The rate cut, decided by the Monetary Policy Committee (MPC), comes as global trade uncertainties—exacerbated by recent US tariffs and shifting economic winds—threaten to weigh down India’s merchandise exports and put pressure on the rupee.
“The global outlook is evolving rapidly, and these uncertainties could ripple through currencies and trade,” Malhotra warned. Yet, he struck an optimistic note on the home front, pointing to a pickup in investment activity driven by sustained capacity utilization and a robust forex reserve of $676 billion as of April 4, offering an 11-month import cover.

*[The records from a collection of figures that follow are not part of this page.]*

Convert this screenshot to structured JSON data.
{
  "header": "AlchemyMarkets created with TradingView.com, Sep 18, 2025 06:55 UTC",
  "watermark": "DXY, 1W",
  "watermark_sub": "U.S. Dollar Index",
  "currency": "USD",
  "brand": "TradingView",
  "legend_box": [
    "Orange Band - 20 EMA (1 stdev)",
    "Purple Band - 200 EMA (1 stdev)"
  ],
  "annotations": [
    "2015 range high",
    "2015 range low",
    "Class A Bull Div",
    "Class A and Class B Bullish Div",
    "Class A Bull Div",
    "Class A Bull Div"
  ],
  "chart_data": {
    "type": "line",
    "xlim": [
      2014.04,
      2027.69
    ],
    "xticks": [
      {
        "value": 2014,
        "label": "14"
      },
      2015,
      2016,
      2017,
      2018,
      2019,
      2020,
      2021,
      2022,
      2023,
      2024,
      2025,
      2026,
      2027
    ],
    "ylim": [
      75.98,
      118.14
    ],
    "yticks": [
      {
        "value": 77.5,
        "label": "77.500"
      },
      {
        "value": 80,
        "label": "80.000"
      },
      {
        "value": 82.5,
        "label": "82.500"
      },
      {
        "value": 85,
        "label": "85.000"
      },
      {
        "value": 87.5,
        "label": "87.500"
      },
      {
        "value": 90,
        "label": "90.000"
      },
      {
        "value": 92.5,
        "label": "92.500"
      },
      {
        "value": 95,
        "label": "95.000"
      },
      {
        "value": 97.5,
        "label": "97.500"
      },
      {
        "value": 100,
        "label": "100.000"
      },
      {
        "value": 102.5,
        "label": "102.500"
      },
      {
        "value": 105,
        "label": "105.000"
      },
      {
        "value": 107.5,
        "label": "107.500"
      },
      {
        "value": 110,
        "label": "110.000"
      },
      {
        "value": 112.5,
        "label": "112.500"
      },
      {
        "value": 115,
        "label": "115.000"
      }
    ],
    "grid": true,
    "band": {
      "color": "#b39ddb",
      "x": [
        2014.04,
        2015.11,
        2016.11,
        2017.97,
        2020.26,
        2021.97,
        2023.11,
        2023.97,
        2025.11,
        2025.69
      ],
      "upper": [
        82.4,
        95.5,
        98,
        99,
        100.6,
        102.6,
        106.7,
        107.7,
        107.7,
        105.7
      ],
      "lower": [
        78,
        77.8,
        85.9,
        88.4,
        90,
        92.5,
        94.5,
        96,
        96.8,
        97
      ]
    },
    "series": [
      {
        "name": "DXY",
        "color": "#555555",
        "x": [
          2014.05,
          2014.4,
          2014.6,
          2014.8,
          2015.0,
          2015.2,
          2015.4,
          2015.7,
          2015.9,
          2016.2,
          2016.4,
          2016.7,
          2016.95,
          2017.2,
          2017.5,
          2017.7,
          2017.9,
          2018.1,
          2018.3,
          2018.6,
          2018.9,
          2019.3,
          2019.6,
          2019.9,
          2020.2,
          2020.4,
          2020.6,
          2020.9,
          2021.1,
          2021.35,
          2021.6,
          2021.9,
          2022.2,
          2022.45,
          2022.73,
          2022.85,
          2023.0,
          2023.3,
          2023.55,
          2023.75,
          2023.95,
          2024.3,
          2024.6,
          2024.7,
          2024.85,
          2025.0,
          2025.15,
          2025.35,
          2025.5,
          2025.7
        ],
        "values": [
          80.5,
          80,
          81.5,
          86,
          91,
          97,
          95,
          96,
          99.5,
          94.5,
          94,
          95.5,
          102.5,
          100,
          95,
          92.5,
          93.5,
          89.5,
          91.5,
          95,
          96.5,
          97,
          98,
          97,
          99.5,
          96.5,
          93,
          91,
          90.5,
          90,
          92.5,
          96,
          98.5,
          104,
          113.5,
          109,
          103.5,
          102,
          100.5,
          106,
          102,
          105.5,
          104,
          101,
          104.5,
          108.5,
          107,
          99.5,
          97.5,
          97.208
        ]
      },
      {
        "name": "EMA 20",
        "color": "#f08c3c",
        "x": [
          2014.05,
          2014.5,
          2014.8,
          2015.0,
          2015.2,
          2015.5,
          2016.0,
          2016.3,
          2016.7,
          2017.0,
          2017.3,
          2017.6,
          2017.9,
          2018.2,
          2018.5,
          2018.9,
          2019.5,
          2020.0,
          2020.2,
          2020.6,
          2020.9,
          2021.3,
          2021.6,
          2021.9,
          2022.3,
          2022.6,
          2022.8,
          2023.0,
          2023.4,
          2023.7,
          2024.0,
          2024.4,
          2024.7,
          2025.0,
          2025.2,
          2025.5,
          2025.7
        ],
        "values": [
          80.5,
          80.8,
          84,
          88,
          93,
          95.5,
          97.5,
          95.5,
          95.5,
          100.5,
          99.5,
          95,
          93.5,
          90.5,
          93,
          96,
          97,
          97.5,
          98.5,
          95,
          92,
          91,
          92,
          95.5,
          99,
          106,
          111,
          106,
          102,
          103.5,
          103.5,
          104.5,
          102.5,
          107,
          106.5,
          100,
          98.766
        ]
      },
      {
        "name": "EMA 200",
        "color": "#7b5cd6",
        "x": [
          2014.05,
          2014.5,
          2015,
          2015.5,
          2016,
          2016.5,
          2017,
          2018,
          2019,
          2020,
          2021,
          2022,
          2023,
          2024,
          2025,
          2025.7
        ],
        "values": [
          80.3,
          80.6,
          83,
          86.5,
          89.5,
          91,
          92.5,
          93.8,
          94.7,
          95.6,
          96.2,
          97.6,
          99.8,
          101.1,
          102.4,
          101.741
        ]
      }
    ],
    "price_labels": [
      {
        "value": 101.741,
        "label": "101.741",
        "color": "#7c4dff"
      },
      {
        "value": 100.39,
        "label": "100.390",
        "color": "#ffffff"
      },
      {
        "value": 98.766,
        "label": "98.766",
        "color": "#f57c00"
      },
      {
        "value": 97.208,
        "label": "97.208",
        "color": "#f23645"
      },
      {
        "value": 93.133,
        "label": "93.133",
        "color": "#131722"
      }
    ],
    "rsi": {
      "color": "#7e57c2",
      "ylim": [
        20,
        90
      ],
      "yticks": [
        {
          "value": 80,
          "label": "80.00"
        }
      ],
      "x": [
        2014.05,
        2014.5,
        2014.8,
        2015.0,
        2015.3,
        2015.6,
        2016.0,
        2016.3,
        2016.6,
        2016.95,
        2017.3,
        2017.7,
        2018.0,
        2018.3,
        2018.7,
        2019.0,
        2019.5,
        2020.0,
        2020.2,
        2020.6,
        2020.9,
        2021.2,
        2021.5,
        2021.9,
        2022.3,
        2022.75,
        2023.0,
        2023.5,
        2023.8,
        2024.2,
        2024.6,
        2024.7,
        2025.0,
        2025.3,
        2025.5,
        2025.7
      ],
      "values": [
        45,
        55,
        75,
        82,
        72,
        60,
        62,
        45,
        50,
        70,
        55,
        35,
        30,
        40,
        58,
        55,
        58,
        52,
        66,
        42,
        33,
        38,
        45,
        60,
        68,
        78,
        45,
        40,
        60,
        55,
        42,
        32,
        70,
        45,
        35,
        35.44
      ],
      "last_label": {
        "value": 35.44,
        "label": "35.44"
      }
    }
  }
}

The RBI’s policy tweak isn’t just about rates—it’s a broader recalibration. Malhotra highlighted that the accommodative stance offers guidance on rates without tying the bank’s hands on liquidity, which swung from a January deficit to a surplus by March thanks to deft management. “We’re committed to ensuring sufficient system liquidity,” he assured, adding that the central bank remains agile, ready to deploy “clear, consistent, and credible” measures to safeguard the economy.
On growth, the RBI tempered its FY26 GDP forecast to 6.5% from 6.7%, reflecting global headwinds. However, inflation projections were slashed to 4% from 4.2%, buoyed by easing uncertainties around Rabi crops and record wheat output signaled in second advance estimates. “We’re aiming for non-inflationary growth built on improved demand and macroeconomic balance,” Malhotra emphasized.
The central bank also unveiled forward-looking reforms: expanding co-lending beyond priority sectors and proposing that the National Payments Corporation of India (NPCI) adjust UPI transaction limits for person-to-merchant payments based on economic needs. These steps, Malhotra said, reflect the RBI’s intent to foster innovation while keeping a steady hand on stability.
Globally, the picture is less rosy. “Exceptional uncertainties” loom large, with trade-related measures clouding regional outlooks, Malhotra noted. Yet, he positioned monetary policy as a critical anchor, balancing domestic priorities against external shocks. For now, the rate cut to 6%—a shot of adrenaline for borrowers and businesses—marks a gamble that India can outpace the gathering storm, with the RBI standing vigilant at the helm.